18. Il résulte de tout ce qui précède que M. D n'est pas fondé à demander l'annulation de l'arrêté attaqué du préfet de la Seine-Saint-Denis du 20 juillet 2023. Par voie de conséquence, ses conclusions à fin d'injonction et celles tendant à l'application des dispositions combinées des articles 37 de la loi du 10 juillet 1991 et L. 761-1 du code de justice administrative doivent être également rejetées.
D E C I D E :
Article 1er : M. D est admis, à titre provisoire, au bénéfice de l'aide juridictionnelle.

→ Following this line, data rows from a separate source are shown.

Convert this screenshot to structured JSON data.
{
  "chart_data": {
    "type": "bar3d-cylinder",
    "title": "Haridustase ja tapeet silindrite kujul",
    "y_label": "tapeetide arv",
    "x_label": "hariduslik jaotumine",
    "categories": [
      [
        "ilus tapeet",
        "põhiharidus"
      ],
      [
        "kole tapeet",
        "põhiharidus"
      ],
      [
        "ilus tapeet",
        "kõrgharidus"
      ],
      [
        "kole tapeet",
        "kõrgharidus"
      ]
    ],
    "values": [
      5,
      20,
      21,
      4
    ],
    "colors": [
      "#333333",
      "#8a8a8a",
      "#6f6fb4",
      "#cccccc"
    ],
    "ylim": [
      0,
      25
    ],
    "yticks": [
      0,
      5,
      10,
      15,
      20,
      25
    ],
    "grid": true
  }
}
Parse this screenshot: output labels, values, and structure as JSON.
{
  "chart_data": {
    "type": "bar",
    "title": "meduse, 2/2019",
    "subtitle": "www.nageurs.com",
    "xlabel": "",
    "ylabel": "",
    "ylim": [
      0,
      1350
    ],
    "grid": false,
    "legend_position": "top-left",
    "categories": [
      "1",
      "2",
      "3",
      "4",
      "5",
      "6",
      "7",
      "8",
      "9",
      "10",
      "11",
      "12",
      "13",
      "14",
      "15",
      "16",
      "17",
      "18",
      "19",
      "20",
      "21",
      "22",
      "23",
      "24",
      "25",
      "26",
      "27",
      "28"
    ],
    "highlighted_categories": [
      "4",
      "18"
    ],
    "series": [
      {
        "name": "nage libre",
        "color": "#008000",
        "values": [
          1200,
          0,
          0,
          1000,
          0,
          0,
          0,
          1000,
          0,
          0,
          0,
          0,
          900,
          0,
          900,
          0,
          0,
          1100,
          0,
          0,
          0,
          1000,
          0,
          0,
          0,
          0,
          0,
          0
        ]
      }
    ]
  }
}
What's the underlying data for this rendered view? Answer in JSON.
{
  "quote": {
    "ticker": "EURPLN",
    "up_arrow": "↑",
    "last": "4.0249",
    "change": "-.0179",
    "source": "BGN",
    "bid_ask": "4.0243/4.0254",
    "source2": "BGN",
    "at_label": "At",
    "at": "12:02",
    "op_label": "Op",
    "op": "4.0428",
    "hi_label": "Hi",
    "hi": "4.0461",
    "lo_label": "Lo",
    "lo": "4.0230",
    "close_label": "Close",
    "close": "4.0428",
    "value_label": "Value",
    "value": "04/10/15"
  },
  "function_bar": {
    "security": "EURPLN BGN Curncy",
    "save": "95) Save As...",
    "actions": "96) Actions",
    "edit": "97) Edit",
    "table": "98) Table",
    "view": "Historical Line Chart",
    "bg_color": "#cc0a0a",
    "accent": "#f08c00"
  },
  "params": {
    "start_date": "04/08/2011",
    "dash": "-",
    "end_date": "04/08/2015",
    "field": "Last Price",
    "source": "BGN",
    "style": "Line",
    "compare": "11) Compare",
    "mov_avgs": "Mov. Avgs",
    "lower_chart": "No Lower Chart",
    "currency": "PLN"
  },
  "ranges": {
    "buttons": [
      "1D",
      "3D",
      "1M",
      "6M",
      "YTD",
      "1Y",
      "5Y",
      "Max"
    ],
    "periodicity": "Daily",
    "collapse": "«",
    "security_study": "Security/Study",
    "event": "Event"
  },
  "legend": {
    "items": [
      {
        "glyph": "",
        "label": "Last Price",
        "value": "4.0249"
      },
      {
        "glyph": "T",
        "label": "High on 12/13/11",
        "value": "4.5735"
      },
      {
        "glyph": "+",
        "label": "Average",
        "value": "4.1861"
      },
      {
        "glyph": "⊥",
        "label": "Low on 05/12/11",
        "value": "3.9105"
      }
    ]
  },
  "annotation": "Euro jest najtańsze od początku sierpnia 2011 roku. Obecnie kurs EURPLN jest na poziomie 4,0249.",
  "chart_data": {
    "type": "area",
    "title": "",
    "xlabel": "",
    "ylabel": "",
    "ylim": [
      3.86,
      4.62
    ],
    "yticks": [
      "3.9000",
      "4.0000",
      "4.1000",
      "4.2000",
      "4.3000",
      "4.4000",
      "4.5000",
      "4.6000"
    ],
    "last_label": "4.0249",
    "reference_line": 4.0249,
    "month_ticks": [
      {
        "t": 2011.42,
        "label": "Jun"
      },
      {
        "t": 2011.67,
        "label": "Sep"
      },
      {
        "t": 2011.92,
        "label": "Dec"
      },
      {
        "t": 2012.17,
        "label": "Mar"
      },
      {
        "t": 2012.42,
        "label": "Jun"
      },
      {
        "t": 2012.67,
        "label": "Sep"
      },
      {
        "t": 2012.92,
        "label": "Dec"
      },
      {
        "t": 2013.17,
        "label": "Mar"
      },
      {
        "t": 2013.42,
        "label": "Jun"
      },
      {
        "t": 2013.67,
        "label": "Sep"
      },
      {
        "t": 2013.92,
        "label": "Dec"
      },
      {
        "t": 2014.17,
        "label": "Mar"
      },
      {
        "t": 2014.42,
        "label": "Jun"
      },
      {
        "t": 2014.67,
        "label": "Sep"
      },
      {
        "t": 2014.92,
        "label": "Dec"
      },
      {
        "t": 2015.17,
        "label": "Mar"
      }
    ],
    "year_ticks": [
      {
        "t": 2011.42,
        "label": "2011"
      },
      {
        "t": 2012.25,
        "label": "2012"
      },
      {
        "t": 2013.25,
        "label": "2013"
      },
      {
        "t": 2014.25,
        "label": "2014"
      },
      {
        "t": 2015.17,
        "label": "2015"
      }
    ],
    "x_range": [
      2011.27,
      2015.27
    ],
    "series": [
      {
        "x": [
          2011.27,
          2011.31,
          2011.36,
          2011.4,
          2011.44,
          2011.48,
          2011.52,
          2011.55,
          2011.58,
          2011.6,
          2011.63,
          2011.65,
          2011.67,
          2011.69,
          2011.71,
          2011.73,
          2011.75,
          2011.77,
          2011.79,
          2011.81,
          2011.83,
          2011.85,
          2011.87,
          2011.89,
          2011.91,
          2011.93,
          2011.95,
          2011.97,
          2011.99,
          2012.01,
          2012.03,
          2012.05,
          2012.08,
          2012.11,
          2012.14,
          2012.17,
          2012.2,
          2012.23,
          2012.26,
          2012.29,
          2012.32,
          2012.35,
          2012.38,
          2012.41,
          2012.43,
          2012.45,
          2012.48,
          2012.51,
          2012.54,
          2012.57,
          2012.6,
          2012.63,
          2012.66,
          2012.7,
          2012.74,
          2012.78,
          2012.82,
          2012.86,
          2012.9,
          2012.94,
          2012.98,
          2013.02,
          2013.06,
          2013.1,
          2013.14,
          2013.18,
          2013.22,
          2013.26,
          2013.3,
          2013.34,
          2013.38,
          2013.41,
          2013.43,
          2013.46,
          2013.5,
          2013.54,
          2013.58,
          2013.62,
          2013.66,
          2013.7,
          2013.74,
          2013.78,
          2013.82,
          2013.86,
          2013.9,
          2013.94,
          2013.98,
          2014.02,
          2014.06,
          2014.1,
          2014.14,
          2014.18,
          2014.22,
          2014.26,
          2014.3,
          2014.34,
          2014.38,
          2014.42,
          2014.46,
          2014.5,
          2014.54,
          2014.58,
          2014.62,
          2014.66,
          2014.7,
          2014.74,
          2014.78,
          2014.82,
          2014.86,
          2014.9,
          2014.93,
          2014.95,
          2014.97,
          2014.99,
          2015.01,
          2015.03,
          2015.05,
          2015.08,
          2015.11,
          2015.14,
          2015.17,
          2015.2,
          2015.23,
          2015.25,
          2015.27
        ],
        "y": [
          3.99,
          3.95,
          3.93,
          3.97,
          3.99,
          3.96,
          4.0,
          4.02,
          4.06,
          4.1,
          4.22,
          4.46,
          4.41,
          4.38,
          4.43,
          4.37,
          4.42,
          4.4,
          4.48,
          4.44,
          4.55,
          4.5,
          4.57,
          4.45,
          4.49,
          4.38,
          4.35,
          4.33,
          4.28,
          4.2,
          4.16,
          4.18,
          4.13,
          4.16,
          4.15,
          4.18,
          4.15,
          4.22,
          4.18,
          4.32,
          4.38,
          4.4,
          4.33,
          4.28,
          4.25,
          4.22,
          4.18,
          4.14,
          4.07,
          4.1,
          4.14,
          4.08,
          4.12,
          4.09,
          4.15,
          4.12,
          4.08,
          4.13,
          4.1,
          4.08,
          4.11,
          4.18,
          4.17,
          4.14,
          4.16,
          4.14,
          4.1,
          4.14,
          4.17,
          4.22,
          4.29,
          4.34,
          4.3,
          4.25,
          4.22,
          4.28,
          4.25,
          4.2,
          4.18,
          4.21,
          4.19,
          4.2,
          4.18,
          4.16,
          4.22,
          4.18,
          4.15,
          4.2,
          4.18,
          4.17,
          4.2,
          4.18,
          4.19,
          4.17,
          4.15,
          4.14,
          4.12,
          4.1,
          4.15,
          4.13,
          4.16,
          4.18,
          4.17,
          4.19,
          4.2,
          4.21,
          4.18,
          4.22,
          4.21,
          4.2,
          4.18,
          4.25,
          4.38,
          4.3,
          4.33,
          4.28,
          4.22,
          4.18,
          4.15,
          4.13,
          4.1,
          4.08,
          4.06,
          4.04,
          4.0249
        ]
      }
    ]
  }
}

Article 2 : Le surplus des conclusions de la requête de M. D est rejeté.
Article 3 : Le présent jugement sera notifié à M. C D, à Me Goyon et au préfet de la Seine-Saint-Denis.
Rendu public par mise à disposition au greffe le 19 septembre 2023.
La magistrate désignée,
J. EVGENAS La greffière,
A. MAURICE
La République mande et ordonne au préfet de la Seine-Saint-Denis en ce qui le concerne ou à tous commissaires de justice à ce requis en ce qui concerne les voies de droit commun contre les parties privées, de pourvoir à l'exécution de la présente décision.